The data subject has the right to request inspection of what personal data regarding them are stored in Foundation’s Customer Register. The inspection request must be submitted as described in Section 12. The right of access may be refused on grounds provided by applicable law. Exercising the right of access is in principle free of charge; however, under certain conditions Foundation may charge a reasonable fee based on administrative costs.

11.2 Right to Rectification, Erasure and Restriction of Processing

If the data subject or user becomes aware that data concerning them are incorrect, unnecessary, incomplete or outdated, they must correct, erase or supplement the data without undue delay. The data subject can also submit a request for rectification to Foundation as described in Section 12.

The data subject has the right to request restriction of processing, for example while awaiting Foundation’s response to a rectification or erasure request.

Under certain conditions, the data subject may request erasure of personal data, for example if processing is based on consent and the data subject withdraws consent, and there is no other lawful basis for processing; or if the data subject objects to processing and there is no overriding legitimate basis for Foundation to continue processing. The request for erasure must be made as described in Section 12.

11.3 Right to Data Portability

To the extent that the personal data processed concern data that the data subject themselves originally provided and the processing is based on the data subject’s consent or on a contract, and the processing is carried out by automated means, the data subject has the right to receive those personal data in a structured, commonly used, and machine-readable format.

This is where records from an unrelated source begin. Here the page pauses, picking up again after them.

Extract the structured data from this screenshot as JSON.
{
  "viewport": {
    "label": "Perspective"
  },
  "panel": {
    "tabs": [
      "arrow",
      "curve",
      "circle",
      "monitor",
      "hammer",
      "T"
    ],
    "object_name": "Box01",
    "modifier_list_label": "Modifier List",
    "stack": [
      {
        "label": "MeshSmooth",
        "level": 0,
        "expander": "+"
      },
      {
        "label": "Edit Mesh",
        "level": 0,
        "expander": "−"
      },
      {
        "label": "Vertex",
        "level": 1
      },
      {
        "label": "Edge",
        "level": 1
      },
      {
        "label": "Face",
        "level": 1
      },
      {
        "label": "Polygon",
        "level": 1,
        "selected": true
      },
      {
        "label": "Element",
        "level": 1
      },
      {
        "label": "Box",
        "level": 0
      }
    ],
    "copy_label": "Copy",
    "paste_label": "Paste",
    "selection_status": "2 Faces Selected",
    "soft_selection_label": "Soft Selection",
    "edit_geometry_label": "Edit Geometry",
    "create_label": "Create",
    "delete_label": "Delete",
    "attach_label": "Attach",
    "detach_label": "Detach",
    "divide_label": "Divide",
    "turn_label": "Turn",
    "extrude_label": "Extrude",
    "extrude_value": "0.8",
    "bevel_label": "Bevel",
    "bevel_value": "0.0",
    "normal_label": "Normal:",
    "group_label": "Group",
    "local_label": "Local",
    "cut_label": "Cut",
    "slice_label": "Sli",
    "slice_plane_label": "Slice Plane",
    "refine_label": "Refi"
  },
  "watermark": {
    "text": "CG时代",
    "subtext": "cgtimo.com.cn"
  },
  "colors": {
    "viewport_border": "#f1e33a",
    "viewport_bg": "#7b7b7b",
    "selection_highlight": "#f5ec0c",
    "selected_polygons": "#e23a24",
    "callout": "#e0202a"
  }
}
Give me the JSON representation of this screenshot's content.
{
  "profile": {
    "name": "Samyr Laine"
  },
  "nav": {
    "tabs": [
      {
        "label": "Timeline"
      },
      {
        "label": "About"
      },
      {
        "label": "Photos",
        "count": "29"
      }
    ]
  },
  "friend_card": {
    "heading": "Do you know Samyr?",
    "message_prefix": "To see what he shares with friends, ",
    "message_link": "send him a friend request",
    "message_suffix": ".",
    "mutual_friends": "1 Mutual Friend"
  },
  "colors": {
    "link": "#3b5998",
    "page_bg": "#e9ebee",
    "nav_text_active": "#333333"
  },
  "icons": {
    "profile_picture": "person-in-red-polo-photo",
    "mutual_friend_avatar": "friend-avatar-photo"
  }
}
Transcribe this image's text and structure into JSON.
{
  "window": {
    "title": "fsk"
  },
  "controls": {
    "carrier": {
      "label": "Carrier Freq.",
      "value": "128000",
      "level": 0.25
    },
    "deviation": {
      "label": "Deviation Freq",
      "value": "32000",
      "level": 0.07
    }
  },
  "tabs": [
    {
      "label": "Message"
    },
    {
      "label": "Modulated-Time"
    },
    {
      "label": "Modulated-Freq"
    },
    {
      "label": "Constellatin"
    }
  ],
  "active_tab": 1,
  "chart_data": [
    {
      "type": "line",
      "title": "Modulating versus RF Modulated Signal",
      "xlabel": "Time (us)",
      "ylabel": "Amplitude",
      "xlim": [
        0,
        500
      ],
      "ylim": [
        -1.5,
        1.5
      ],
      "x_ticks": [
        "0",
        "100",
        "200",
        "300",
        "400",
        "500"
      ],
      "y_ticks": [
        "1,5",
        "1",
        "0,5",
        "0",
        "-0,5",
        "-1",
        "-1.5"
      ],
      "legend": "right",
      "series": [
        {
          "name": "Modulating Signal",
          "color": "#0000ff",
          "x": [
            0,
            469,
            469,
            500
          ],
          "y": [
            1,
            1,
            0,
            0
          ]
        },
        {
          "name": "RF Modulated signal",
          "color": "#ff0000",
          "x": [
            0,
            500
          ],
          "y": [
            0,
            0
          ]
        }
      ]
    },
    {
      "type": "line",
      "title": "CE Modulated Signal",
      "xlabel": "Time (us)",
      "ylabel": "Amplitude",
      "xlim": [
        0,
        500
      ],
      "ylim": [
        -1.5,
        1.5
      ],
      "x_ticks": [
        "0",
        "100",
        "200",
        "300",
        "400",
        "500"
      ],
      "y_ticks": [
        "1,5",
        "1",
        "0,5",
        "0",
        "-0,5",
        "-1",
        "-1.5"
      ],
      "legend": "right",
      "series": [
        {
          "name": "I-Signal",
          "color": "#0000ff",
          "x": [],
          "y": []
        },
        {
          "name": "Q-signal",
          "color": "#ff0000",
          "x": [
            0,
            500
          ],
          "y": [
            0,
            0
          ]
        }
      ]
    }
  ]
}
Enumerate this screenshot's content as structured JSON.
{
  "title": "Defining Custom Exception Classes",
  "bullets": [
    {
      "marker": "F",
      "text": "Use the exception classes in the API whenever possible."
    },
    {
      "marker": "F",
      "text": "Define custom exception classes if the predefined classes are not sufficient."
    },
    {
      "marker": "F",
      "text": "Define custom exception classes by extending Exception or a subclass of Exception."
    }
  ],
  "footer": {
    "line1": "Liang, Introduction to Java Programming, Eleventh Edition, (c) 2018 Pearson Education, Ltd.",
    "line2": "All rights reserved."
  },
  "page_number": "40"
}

They also have the right to transmit those data to another controller without hindrance, and where technically feasible, to request direct transfer of the personal data from Foundation to the other controller

11.4 Right to Lodge a Complaint with a Supervisory Authority

Without prejudice to any other administrative or legal remedy, the data subject has the right to lodge a complaint with the competent supervisory authority, in Finland, the Data Protection Ombudsman, if they believe that the processing of their personal data infringes applicable data protection laws. Foundation must inform the data subject about this right and about possible judicial remedies.

11.5 Withdrawal of Consent

Where processing of personal data is based on the data subject’s consent, the data subject has the right to withdraw that consent at any time by notifying Foundation as set out in Section 12. Withdrawal of consent does not affect the lawfulness of processing carried out prior to the withdrawal.

12. Contact Information

For matters related to your patient or personal data, you may contact the Data Protection Officer of Foundation Health Finland Oy at privacy@foundation.clinic.

Please note that we can only accept requests from data subjects in writing. Your identity will be verified at an FHF location by means of valid photographic identity documentation. This ensures that personal data are disclosed only to persons entitled to them.

You may also submit a data request via the nearest FHF location, where your identity will be verified in the same manner.

If you wish to submit sensitive personal data by e-mail, please first agree on the mode of transfer with the Data Protection Officer.

12.2. Data Protection Officer

The Data Protection Officer for Foundation Health Finland Oy is Fredrik Sannholm.